Dhaenens stands before a table of angled microphones, some that distort his voice with tinny overdrive, others that reverberate with an authentic Capitol Hill echo. Behind him a projected blackboard lists the names of his subjects: King Baudouin, Martin Luther King, both the George Bushes, Socrates. Moving between the mics, Dhaenens delivers snatches of their most famous speeches in stunning impersonations, switching effortlessly between languages and registers, a surtitle screen translating when necessary.
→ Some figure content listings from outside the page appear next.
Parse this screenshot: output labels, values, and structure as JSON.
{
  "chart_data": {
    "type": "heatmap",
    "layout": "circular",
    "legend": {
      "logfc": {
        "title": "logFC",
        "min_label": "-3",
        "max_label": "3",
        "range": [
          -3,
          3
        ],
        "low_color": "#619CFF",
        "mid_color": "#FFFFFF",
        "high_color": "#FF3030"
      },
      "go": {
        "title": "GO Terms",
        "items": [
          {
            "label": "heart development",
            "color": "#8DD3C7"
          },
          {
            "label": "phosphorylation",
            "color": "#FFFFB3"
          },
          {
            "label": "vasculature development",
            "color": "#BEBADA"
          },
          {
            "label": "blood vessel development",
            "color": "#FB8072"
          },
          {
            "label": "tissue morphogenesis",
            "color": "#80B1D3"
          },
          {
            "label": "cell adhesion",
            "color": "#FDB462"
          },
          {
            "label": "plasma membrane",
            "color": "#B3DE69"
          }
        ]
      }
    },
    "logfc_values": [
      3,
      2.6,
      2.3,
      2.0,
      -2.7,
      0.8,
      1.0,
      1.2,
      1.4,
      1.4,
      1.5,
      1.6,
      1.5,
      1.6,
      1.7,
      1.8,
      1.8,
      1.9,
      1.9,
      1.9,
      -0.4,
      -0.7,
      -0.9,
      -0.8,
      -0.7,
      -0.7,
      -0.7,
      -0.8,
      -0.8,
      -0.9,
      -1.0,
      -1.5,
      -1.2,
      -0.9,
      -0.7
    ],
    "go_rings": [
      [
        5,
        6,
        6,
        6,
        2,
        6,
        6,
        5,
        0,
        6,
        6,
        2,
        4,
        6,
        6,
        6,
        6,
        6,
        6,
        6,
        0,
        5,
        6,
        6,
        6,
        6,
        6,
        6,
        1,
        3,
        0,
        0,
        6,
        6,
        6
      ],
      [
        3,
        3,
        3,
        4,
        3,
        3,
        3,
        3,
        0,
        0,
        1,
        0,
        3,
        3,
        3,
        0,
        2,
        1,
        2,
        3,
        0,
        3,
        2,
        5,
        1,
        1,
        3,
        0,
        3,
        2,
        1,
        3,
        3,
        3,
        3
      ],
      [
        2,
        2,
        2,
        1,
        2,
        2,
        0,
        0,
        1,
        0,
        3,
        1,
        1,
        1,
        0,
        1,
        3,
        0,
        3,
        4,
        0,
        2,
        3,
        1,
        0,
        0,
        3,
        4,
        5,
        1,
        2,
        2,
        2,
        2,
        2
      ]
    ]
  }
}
The first few routines are breath-taking, the next couple impressive, but by the half-way mark they begin to feel distinctly like turns, like displays of flair rather than part of a cohesive show. For a performance so focussed on the power of argument, Bigmouth feels tongue-tied when it comes to driving home its own thesis. The speeches are chosen to reflect and to contrast one another, to demonstrate the dangerously glassy power of rhetoric, to create devastating comparisons through contextual trickery. There’s a sinister magic in finding unexpected common ground with Bin Laden moments after wincing in revulsion at General Patton’s boisterous warmongering.
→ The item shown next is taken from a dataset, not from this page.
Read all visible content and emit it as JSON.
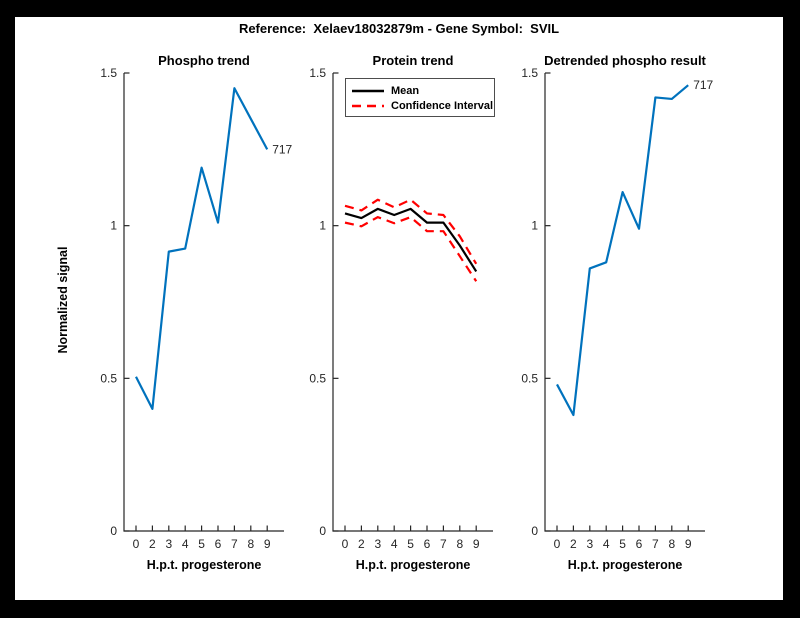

It quickly becomes clear, however, that it’s a mechanism of limited scope. The skittering potted history of the civil-rights movement leaves the same emotional resonation as the George Bush Jr. medley, and as the voices flow free from their anchor-points in history, they begin to feel more and more like empty air, however hot Dhaenens blows them. There are musical interludes crafted from looped and pitch-bent phrasings, and they’re pretty and stirring, as if James Blake has gone all political on us, but they lack depth and their connectivity to the whole is generally shallow.
There’s some serious gravitas to Dhaenens staging, complemented by Jeroen Wuyts’ walloping sound design, but truthfully its 80 minute running time leaves you hungry for some digression – for a puncturing of the swollen mass of grandiloquence. Dhaenens has intentionally emptied himself from Bigmouth, filling himself entirely with voices from the past, but in doing so he reduces the possibilities of his performance to those of a well-ordered YouTube playlist. The big mouth becomes a Dictaphone long before the half-hearted fourth-wall breaking of its climax, and the track-list of great names begins to look more like a threat than a promise.
Dhaenens’ talent may be reason enough to catch Bigmouth, and certain moments are spellbinding, particularly the quieter and more personal ones such as King Baudouin’s abdication address, but there’s more skill than there is art on display here. There’s not enough content in its unmasking of form.